Do Managers Eat Their Young?

Saturn Devouring His Son
I’ve become a skeptic regarding the power of knowledge. 

The remarkable trait of humans that separates us from the rest of the animal kingdom is our capacity to accumulate knowledge.  For example, I can tell children to not touch a hot stove.  This is a piece of knowledge that I’ve never experienced but I believe it to be true so I pass that knowledge along.

This is not so for other animals.  Watch a lioness teach her cubs to hunt.  All she can do is transfer her direct knowledge to those cubs.  She can’t sit around and say, “hey, I was talking with your aunt yesterday and she thinks it’s a good idea to stay away from the horns of the water buffalo.”

So we’re blessed with a special gift that has driven the history of humanity, right?  Well maybe “not so much.”  The human race has lots of knowledge that it constantly ignores: kids do touch hot stoves; 20% of American’s smoke; and our eating habits are so atrocious that the average American is 25 pounds heavier than in 1960.

The Myth of Listening
I bring this up because of a barrage of books, articles, and blogs I see that discuss the known virtues of “listening” – almost as a panacea for all that ails organizations.  We know that the simple improvisation technique of “… yes – and” performs miracles at work.  This simple technique invites diversity into the conversation and allows ideas to emerge, bump into other ideas, and become innovations that save the world. 

You don’t have to believe me, just read authors such as Stephen Johnson and his seminal book: Where Good Ideas Come From.

Yet managers consistently behave counter to this known wisdom.  In fact, my experience tells me that most “successful” executives are bad listeners.  They know how to control and they know how to direct.  Much of their success emanates from their capability to get things done by only listening to those who are on the same narrow path.

Why is this?  Why is asking a manager to listen akin to asking a diabetic to forego dessert?

I’m not sure that I have the definitive answer; however, I recently had an insight that let me form an opinion.
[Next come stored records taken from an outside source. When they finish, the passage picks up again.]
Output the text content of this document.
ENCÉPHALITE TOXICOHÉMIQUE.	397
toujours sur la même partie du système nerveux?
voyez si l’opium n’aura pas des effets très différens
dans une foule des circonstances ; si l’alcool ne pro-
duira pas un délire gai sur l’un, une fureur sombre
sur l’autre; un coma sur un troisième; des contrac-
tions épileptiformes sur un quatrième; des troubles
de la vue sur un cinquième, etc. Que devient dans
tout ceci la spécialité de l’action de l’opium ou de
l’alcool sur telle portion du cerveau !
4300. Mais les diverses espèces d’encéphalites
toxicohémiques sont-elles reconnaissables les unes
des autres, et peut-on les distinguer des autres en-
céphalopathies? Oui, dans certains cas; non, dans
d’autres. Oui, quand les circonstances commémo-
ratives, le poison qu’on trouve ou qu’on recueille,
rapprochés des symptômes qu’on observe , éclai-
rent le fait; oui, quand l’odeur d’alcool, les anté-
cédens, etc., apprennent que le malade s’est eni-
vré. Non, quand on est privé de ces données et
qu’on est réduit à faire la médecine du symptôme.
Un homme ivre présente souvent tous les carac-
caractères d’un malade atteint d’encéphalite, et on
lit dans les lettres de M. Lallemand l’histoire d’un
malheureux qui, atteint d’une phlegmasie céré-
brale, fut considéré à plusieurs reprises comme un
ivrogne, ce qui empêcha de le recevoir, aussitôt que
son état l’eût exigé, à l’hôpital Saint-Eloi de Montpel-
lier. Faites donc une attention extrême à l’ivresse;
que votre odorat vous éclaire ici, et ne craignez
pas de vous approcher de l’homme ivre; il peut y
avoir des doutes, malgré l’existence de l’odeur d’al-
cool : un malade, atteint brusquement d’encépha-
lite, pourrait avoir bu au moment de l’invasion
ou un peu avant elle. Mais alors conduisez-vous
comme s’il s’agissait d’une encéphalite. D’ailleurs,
Here it is.

The Myth of Saturn
I was in the Museo National del Prado in Madrid.  Spain is the home of Francisco Goya so I decided to learn what I could about this famous artist.  In so doing I stumbled into his period of Black Paintings.  I was specifically struck by his rendering of Saturn Eating One of His Sons.

The mythology says that Saturn, who was the Roman god of time, would be deposed from power by one of his sons, just as Saturn deposed his father.  Saturn’s survival answer was simple; he would devour his sons as they were born.  However, through trickery one son, Jupiter, was hidden and did in fact bring Saturn his fate.

There are plenty of art experts who have interpreted this work; however, when I saw it I immediately saw organizational dynamics.  It gave me a possibility for why many managers do not listen.  Why managers don’t let go.  Why managers revel in being the smartest person in the room.  Why managers feel the compulsion to have the final word with the final answer.

I know I’m speculating but am I really that far off the mark?  Managers like to be in control.  They fear randomness and chaos.  When ideas other than their own come to the table the idea and the advocate are threats – not just to the issue at hand but to the security of the manager’s job.  The young are seen as challengers to the manager’s ESP – Ego, Status, and Power.  Survivalism trumps listening.


That’s just my opinion, I could be wrong.